Ele afirma que a Abiec e outros representantes do setor já tinham manifestado ao Ministério do Meio Ambiente, antes da COP29, que havia a necessidade de mais diálogo em relação ao plano que seria apresentado.

“Apresentaram a meta, mas ninguém sabe o que se espera de cada setor para se atingir essa meta. Usaram um modelo para propor essa meta, mas ninguém sabe direito o que tem lá dentro”, afirma Sampaio.

“Tudo isso ainda terá de ser discutido para saber de fato a contribuição do agro e que condições vamos chegar nessas metas, porque precisa de financiamento, de políticas públicas, assistência técnica para pequenos produtores na pecuária e demais atividades”, emenda ele.

Renata Potenza, coordenadora de projetos em clima e emissões do Instituto de Manejo e Certificação Florestal e Agrícola (Imaflora), tem opinião semelhante.

“A NDC não traz como essas metas vão ser implementadas e como isso vai aterrissar nos setores. No caso do setor agropecuário, cita o plano ABC e o programa nacional de conversão de áreas degradadas, mas não tem nada muito concreto”, afirma.

Potenza avalia ainda que houve falta de transparência em como o governo chegou na nova meta de redução – sem explicar a metodologia usada, por exemplo – e como cada um dos setores vão poder aplicá-las.

“Causou estranhamento também o lançamento das metas em banda com a ideia de ter um piso e um teto. Uma diferença de 200 milhões de toneladas em emissões é grande.

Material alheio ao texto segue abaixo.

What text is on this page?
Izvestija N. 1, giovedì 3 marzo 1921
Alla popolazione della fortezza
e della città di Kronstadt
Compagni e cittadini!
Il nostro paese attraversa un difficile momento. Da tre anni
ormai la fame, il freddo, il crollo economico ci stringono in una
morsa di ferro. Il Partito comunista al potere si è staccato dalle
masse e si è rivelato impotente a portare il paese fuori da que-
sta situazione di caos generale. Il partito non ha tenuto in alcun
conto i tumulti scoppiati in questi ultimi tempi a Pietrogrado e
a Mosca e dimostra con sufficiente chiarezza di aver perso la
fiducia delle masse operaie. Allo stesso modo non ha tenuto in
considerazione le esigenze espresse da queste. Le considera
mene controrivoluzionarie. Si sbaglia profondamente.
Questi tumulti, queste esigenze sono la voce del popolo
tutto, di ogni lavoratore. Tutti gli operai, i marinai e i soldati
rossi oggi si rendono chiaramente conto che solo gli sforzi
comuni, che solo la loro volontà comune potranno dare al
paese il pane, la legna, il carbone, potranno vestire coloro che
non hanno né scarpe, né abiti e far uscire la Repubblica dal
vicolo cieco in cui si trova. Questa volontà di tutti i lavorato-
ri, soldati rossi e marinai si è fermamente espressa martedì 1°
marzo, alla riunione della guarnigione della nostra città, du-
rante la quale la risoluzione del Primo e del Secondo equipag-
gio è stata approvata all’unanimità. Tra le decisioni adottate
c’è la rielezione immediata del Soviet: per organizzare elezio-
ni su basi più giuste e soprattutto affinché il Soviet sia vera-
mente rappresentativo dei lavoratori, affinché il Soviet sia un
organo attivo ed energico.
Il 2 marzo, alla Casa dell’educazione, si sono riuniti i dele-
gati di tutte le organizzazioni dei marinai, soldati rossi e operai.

Essa faixa de meta é algo que a gente não costuma ver em NDCs e traz uma flexibilidade para o País não ir atrás da meta ambiciosa: se não der certo, a gente já conseguiria ficar na meta menos ambiciosa”, afirma Potenza.

Para o presidente da Comissão de Meio Ambiente da Confederação Nacional da Agricultura e Pecuária (CNA), Muni Lourenço, as metas dependem de diálogo para serem bem sucedidas.

“É muito importante esse diálogo entre todas as partes interessadas, setores privados e o governo principalmente para que essa NDC seja factível para contemplar, ao mesmo tempo, a necessidade e maior ambição em termos de meta e, de outros lado, compatibilizar a capacidade de implantação por parte dos diversos setores da economia”, afirma.